(CNN) -- Amnesty International's demand for the release of Eynulla Fatullayev, a journalist from Azerbaijan, was met just two days after the organization's UK branch launched a social media campaign.
"[He] was freed after we launched a Twitter campaign tweeting the President from Azerbaijan with hundreds and hundreds and hundreds, if not thousands of messages, saying this man does not deserve to be held in jail," Larry Cox, Executive Director of Amnesty International U.S. tells CNN.
"He's a journalist, he wrote an article. You can't put people in jail for that."
Mr. Fataullayev is just one of the many individuals Amnesty International has supported over its 50 year history.
The organization is made up of three million supporters, members and activists from around the globe. It has offices in 80 countries and produces between four and five hundred reports on human rights annually.
Its aim is to hold governments accountable; to demand that they adhere to the Universal Declaration of Human Rights, adopted by the United Nations in 1948.
"What makes the Universal Declaration of Human Rights relevant is what has always made it relevant. That's the struggle of people for freedom and dignity," says Cox.
"Governments have never wanted to live up to the promises they made more than 60 years ago. It's when people take to the streets, people bring pressure to bear, people insist we want our rights to be respected, that the world has to take notice."

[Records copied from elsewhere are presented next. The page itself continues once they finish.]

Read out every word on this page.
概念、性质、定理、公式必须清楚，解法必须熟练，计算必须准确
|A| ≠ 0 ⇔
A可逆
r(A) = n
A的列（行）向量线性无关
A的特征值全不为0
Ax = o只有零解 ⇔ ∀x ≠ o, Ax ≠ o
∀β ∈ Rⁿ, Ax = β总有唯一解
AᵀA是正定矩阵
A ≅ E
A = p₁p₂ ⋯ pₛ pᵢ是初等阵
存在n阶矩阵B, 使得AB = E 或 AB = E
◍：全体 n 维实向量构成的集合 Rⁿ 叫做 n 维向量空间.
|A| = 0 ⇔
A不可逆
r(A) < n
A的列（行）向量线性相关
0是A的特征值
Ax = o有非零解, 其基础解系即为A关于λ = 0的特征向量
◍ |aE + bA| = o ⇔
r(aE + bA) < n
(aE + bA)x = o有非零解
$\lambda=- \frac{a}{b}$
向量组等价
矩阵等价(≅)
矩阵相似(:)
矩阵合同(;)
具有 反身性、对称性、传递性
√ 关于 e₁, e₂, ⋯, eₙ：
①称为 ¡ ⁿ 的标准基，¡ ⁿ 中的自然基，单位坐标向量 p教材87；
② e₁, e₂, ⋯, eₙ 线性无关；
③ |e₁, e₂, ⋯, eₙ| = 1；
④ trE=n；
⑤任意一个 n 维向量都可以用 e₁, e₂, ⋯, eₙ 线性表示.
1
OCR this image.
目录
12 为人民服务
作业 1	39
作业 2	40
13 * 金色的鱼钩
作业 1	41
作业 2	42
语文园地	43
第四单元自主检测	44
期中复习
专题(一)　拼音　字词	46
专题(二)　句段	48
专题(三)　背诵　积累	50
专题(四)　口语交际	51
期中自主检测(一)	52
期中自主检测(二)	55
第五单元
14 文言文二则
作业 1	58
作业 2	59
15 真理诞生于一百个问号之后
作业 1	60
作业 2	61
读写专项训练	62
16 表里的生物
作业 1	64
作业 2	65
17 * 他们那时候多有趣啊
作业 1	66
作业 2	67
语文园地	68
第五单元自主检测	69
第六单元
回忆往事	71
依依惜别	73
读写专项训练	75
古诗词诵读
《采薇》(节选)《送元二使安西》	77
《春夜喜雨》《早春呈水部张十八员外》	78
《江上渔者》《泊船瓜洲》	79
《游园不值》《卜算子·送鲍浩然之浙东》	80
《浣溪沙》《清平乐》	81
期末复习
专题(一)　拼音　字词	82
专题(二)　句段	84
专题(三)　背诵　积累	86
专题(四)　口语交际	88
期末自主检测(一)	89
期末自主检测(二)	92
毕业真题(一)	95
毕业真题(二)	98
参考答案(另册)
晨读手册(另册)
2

It's hard to believe an organization that operates on a global scale came from such simple beginnings: In 1961 British lawyer Peter Beneson was outraged after he learned of two Portuguese students sentenced to jail for no other reason but for toasting to liberty in a Lisbon restaurant.
Beneson wrote an article about political prisoners that was published on the front page of the UK's Observer newspaper. He encouraged others to join his cause -- to learn of political prisoners and write letters to the regimes that imprisoned them.
"It began with people sitting down at their desk and writing letters, and knowing that thousands, tens of thousands, even hundreds of thousands of other people were doing the same," explains Cox.
"Dictators and oppressors from around the world were being flooded by these messages, making them aware that they had to change or they were going to get increasingly isolated."
As a tribute to the two students in Lisbon who sparked the idea in the organization's founder, supporters of Amnesty international still meet annually to toast to freedom.
"Every year around this time, people gather in all parts of the world to also raise a toast to freedom," says Cox.
"It's not really a toast to Amnesty International. It's a toast to all those people who are risking their lives, risking their freedom, in this fight for human rights. That's who the toast is for. It reminds us of what we still have to do and it keeps us going."